8 de mar. de 2010

Jovens & Trotes

Dois meninos amarrados a um poste. Caras pintadas. Uma menina toma vários goles de uma bebida alcoólica, direto da garrafa. Tapas, cuspidas. Tudo isto mostrado numa reportagem que versa sobre o famoso e conhecido trote.
1982. Janeiro. Lembro como se fosse hoje. O listão de aprovados da Federal. Incrível, o trote foi ali mesmo. Rapazes e moças, não escapava ninguém. Saíam correndo, comemorando a aprovação e eram caçados por um grupo de sêniors do diretório acadêmico, com uma máquina manual de cortar cabelo, tosquiando, ao bom modelo gaúcho, cabelos inocentes. Carecas. A marca da aprovação. Ninguém reclamava, pois eram os novos privilegiados de uma universidade pública de alta conta, que elegia um grupo seleto de estudantes: os melhores. Tive sorte. Passei pelo local do delito por acaso, vi o que estava acontecendo, olhei meu nome na lista e fui comemorar em casa. Meu cabelo sempre foi ruim de crescimento.
Passei muito trote na juventude. Ligava para um número qualquer perguntando ao interlocutor se havia um fusca gelo na frente de sua casa. Como a resposta era quase sempre não, a réplica era “então vai ver, já derreteu”. Desligávamos o telefone na cara da infeliz vítima e ríamos sem parar. No país da única lei que ninguém contesta, a de Gérson, um trote era um “pleno exercício” do que seria o mais conveniente no mercado de trabalho. Óbvio que, como toda lei, não funciona sempre.
Trotes de faculdade não são um fenômeno atual, muito menos endêmico. Em várias partes do globo pratica-se tal atividade, alguns até com responsabilidade social. É praticado também há muito tempo, e visto com o olhar antropológico como um ritual de passagem, tipo — “muito bem, acabou a mamata... bem vindo ao mundo dos adultos” .

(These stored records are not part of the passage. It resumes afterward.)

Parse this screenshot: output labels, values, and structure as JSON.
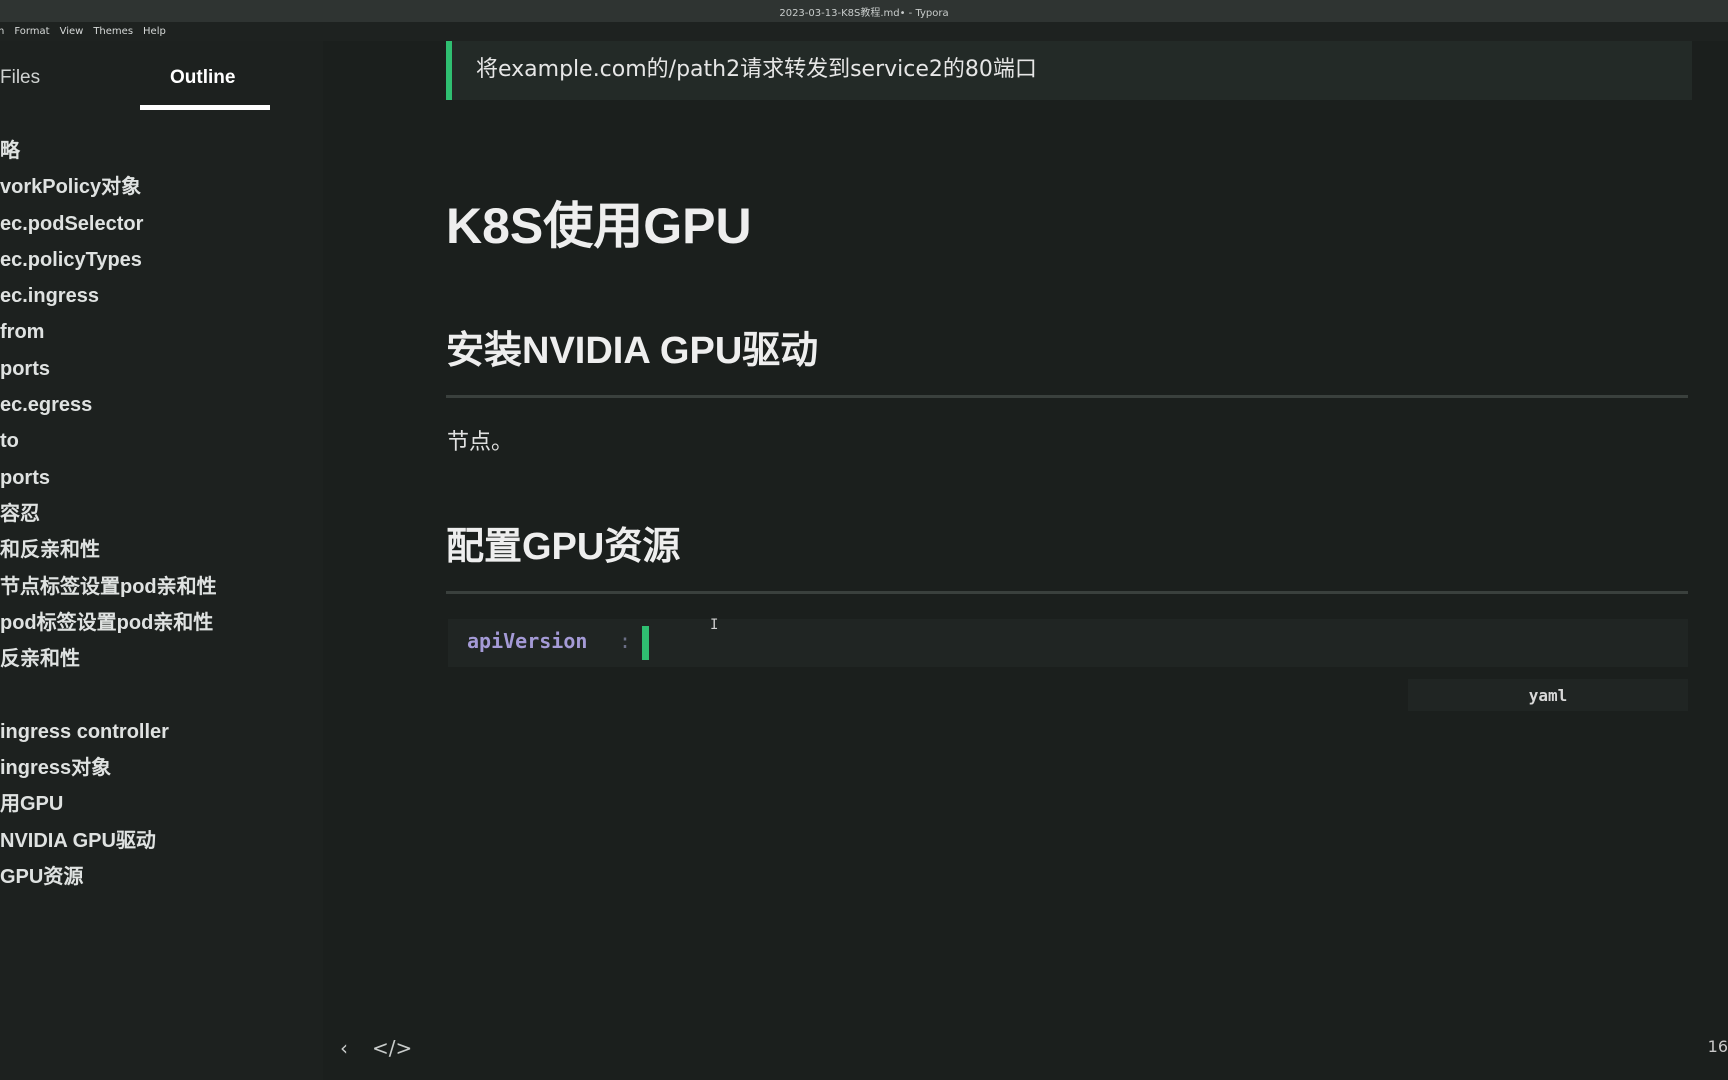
{
  "window": {
    "title": "2023-03-13-K8S教程.md• - Typora"
  },
  "menu": [
    "h",
    "Format",
    "View",
    "Themes",
    "Help"
  ],
  "sidebar": {
    "tabs": {
      "files": "Files",
      "outline": "Outline"
    },
    "outline_items": [
      "略",
      "vorkPolicy对象",
      "ec.podSelector",
      "ec.policyTypes",
      "ec.ingress",
      "from",
      "ports",
      "ec.egress",
      "to",
      "ports",
      "容忍",
      "和反亲和性",
      "节点标签设置pod亲和性",
      "pod标签设置pod亲和性",
      "反亲和性",
      "",
      "ingress controller",
      "ingress对象",
      "用GPU",
      "NVIDIA GPU驱动",
      "GPU资源"
    ]
  },
  "editor": {
    "blockquote": "将example.com的/path2请求转发到service2的80端口",
    "h1": "K8S使用GPU",
    "h2_install": "安装NVIDIA GPU驱动",
    "paragraph": "节点。",
    "h2_config": "配置GPU资源",
    "code": {
      "key": "apiVersion",
      "colon": ":",
      "language": "yaml"
    }
  },
  "status": {
    "count": "16"
  },
  "icons": {
    "back": "chevron-left-icon",
    "source": "code-icon",
    "ibeam": "text-cursor-icon"
  },
  "colors": {
    "accent": "#2fbf71",
    "background": "#1b1f1d",
    "code_key": "#a49ad6"
  }
}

Com o passar dos anos, os trotes violentos e com o intuito de humilhar aumentaram consideravelmente. A violência é um dos efeitos de vários vetores da sociedade pós moderna. Também a humilhação, fruto de uma hierarquização, aparece constantemente no mercado de trabalho, de forma mascarada. Jovens em fase de conclusão, os seniores, impingem castigos dolorosos, em nome de uma pirâmide social baseada na antiguidade. Na reportagem da tevê, no caso, eram estudantes de medicina. Curioso. Os mesmos que cuidarão de vidas um dia, praticam a violência e a humilhação. Hipócrates de Cós com certeza entraria em conflito existencial. Aliás, quero aproveitar para dizer que paradoxos como estes já se tornaram comuns na atualidade.
O que se passa na cabeça de um grupo de jovens que tramam um trote daquele tipo? Sim, porque tudo aquilo foi premeditado e bem planejado, se não, repetido. Quais vetores de potência incidem sobre muitas mentes que receberam uma boa educação familiar? Limite demais? Limite zero? Com certeza, muitos dos calouros que sofreram o trote o fizeram porque têm a certeza de que um dia, no futuro, farão o mesmo com alguém. Aí se vingarão de sua própria vontade de sofrer.

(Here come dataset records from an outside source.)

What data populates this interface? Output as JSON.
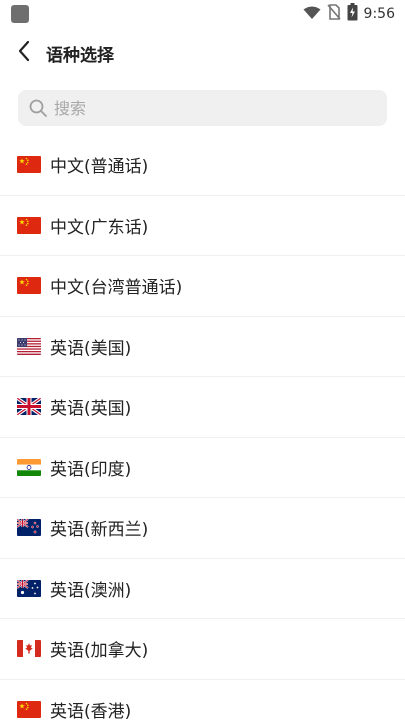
{
  "status": {
    "time": "9:56",
    "icons": [
      "app-square-icon",
      "wifi-icon",
      "no-sim-icon",
      "battery-charging-icon"
    ]
  },
  "header": {
    "back_icon": "chevron-left-icon",
    "title": "语种选择"
  },
  "search": {
    "icon": "search-icon",
    "placeholder": "搜索",
    "value": ""
  },
  "languages": [
    {
      "label": "中文(普通话)",
      "flag": "cn-flag-icon"
    },
    {
      "label": "中文(广东话)",
      "flag": "cn-flag-icon"
    },
    {
      "label": "中文(台湾普通话)",
      "flag": "cn-flag-icon"
    },
    {
      "label": "英语(美国)",
      "flag": "us-flag-icon"
    },
    {
      "label": "英语(英国)",
      "flag": "uk-flag-icon"
    },
    {
      "label": "英语(印度)",
      "flag": "in-flag-icon"
    },
    {
      "label": "英语(新西兰)",
      "flag": "nz-flag-icon"
    },
    {
      "label": "英语(澳洲)",
      "flag": "au-flag-icon"
    },
    {
      "label": "英语(加拿大)",
      "flag": "ca-flag-icon"
    },
    {
      "label": "英语(香港)",
      "flag": "cn-flag-icon"
    }
  ]
}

Felizmente, a maioria dos trotes não dá em nada, porém algumas mortes e ferimentos graves têm acontecido com uma freqüência preocupante. Coisas da estatística e da probabilidade dos eventos, e o sofrimento de famílias inteiras, que perdem um ente querido por bobagens. A quem penalizar pela violência? A Universidade? Os alunos? Os calouros? A solução seria cobrar cestas básicas? Punição para uma brincadeira. Brincadeira já se define por não possuir regras definidas. E se não há regras não pode haver punição. Proibir o trote dentro do espaço físico da Universidade só fará com que este seja praticado do lado de fora, em terra de ninguém. Conscientizar? Duvido. Nenhum daqueles aplicadores de trote que apareceram na reportagem pareceu-me sem instrução. Há muito tempo que a máxima “eduque as crianças para que não seja preciso punir os homens” perdeu sua significância. Simples. Há tanto para se educar, que já não se sabe mais o que ensinar, e o pior: COMO ensinar.
Uma coisa na reportagem, entretanto, deixou-me perplexo: o promotor entrevistado desejando mover uma ação pública contra aqueles atos, não era um idoso, um “pré na cova”, ou um pré idoso como eu, mas um jovem. Inflamado, clamando por justiça. Jovens contra jovens. A responsabilidade contra a intemperança. Na mesma faixa etária, numa mesma territorialidade. Até reacendeu minha esperança que já era por demais, temerária. Possam os jovens curar os jovens, de velhas doenças sociais.